Some years ago, His Holiness the Dalai Lama took part in an interfaith discussion at a cathedral in Washington, D.C. The Episcopalian ministers and Catholic priests repeatedly stressed the sameness at the core of all religions. His Holiness stood up and said that in some respects we are all the same: we all wish for peace on Earth, we wish for the benefit of beings, we wish for the end of suffering, we wish to attain a level of consciousness in which we are unified with our optimum goal, whatever that might be. “But,” he said, “between your religion and my religion there are fundamental differences. And that has to be okay. There has to be unity in diversity.”
Although I would certainly never speak for the Dalai Lama, I assume that the “fundamental differences” to which he referred have to do with Buddhism’s lack of an external God. This is generally not understood by Westerners. The Buddha’s teachings do not advocate the attainment of oneness with a God, with anything external. Instead, the Buddha teaches the essential sameness of all phenomena, pointing out that in the beginning there was no distinction. The Buddha tells us that such a distinction exists only in our mind, which is fixated on self-nature as being inherently real.

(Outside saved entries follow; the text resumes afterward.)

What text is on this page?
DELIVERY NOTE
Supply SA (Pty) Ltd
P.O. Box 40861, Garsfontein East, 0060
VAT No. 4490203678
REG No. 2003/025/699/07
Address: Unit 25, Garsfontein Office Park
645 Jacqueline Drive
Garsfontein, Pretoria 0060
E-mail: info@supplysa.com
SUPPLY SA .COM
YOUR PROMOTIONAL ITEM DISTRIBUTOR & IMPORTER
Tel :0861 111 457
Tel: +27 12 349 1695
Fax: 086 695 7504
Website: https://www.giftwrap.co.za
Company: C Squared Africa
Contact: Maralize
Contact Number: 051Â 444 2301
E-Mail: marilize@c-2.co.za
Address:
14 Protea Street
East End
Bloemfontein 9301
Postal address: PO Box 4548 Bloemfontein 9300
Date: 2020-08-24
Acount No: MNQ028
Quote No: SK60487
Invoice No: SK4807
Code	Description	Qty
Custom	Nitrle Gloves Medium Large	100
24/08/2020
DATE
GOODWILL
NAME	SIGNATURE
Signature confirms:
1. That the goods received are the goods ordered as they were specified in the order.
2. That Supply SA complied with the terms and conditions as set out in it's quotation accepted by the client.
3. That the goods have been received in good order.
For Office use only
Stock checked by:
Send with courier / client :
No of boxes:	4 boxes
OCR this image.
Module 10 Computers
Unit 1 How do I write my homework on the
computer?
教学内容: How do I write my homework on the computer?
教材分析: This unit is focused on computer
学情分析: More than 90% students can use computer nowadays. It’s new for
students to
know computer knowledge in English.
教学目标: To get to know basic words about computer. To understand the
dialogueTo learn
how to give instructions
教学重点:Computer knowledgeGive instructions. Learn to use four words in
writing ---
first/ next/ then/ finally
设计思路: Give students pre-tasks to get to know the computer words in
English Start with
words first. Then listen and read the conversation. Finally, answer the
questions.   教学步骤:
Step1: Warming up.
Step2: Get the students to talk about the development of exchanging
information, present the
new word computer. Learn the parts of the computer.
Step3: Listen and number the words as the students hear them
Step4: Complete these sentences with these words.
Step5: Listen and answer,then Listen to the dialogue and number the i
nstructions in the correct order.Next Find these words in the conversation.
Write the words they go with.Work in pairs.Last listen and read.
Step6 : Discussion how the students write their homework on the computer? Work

In truth, our Nature is all-pervasive. There is no separation. There is no distinction. When Realization is achieved, it is a non-specific awareness, a luminosity, an innate wakefulness. The process of fixation, of contrivance and distinction, is pacified. That is not the same as attaining oneness with anything external. The Buddha leads us to pacify the delusion that causes fixation on duality.
There is no optimum state one has to create, no supreme being towards whom to move. For a Buddhist, the goal is awakening. It is an awakening to the Nature that cannot be nearer, or stronger, or better than it is now. It can never be tainted, pushed away, destroyed. It remains stable and unchanging. It is simply “Suchness.”